2014 seminar talk: Copies of structures and ultrahomogeneous digraphs
Talk held by Miloš S. Kurilić (University of Novi Sad, Serbia) at the KGRC seminar on 2014-06-05.
Abstract
The equality, isomorphism and equimorphism are natural relations between relational structures expressing different degrees of their similarity.
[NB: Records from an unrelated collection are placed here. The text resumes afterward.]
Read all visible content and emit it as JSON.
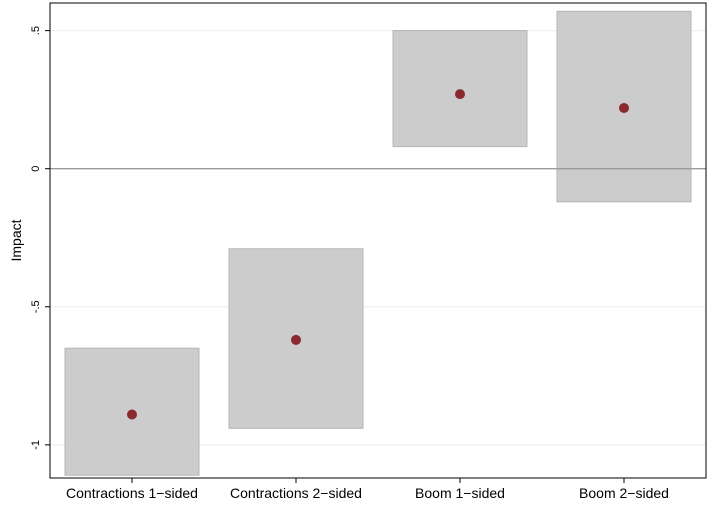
{
  "chart_data": {
    "type": "scatter",
    "ylabel": "Impact",
    "ylim": [
      -1.12,
      0.6
    ],
    "yticks": [
      {
        "value": 0.5,
        "label": ".5"
      },
      {
        "value": 0,
        "label": "0"
      },
      {
        "value": -0.5,
        "label": "-.5"
      },
      {
        "value": -1,
        "label": "-1"
      }
    ],
    "categories": [
      "Contractions 1−sided",
      "Contractions 2−sided",
      "Boom 1−sided",
      "Boom 2−sided"
    ],
    "points": [
      {
        "category": "Contractions 1−sided",
        "estimate": -0.89,
        "ci_low": -1.11,
        "ci_high": -0.65
      },
      {
        "category": "Contractions 2−sided",
        "estimate": -0.62,
        "ci_low": -0.94,
        "ci_high": -0.29
      },
      {
        "category": "Boom 1−sided",
        "estimate": 0.27,
        "ci_low": 0.08,
        "ci_high": 0.5
      },
      {
        "category": "Boom 2−sided",
        "estimate": 0.22,
        "ci_low": -0.12,
        "ci_high": 0.57
      }
    ],
    "reference_line": 0,
    "grid": true,
    "colors": {
      "marker": "#8b2a2e",
      "interval": "#cccccc",
      "interval_border": "#b5b5b5",
      "grid": "#eaf0f3",
      "reference": "#9a9a9a"
    }
  }
}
In addition, if $\mathbb P(\mathbb X)$ denotes the poset of domains of substructures of a structure $\mathbb X$ isomorphic to $\mathbb X$, then the conditions $\mathbb P(\mathbb X)=\mathbb P(\mathbb Y)$, $\mathbb P(\mathbb X)\cong\mathbb P(\mathbb Y)$, $\mathop{\rm sq}\nolimits\mathbb P(\mathbb X)\cong\mathop{\rm sq}\nolimits\mathbb P(\mathbb Y)$ and $\mathop{\rm ro}\nolimits\mathop{\rm sq}\nolimits\mathbb P(\mathbb X) \cong \mathop{\rm ro}\nolimits\mathop{\rm sq}\nolimits\mathbb P(\mathbb Y)$ extend the list of such similarities; the last one is the roughest and equivalent to the forcing equivalence of the posets $\mathbb P(\mathbb X)$ and $\mathbb P(\mathbb Y)$. We will review some results concerning the hierarchy between these similarities and the corresponding classifications of structures. Also we will present some recent results concerning the structures with strongly connected components and a classification of ultrahomogeneous binary structures.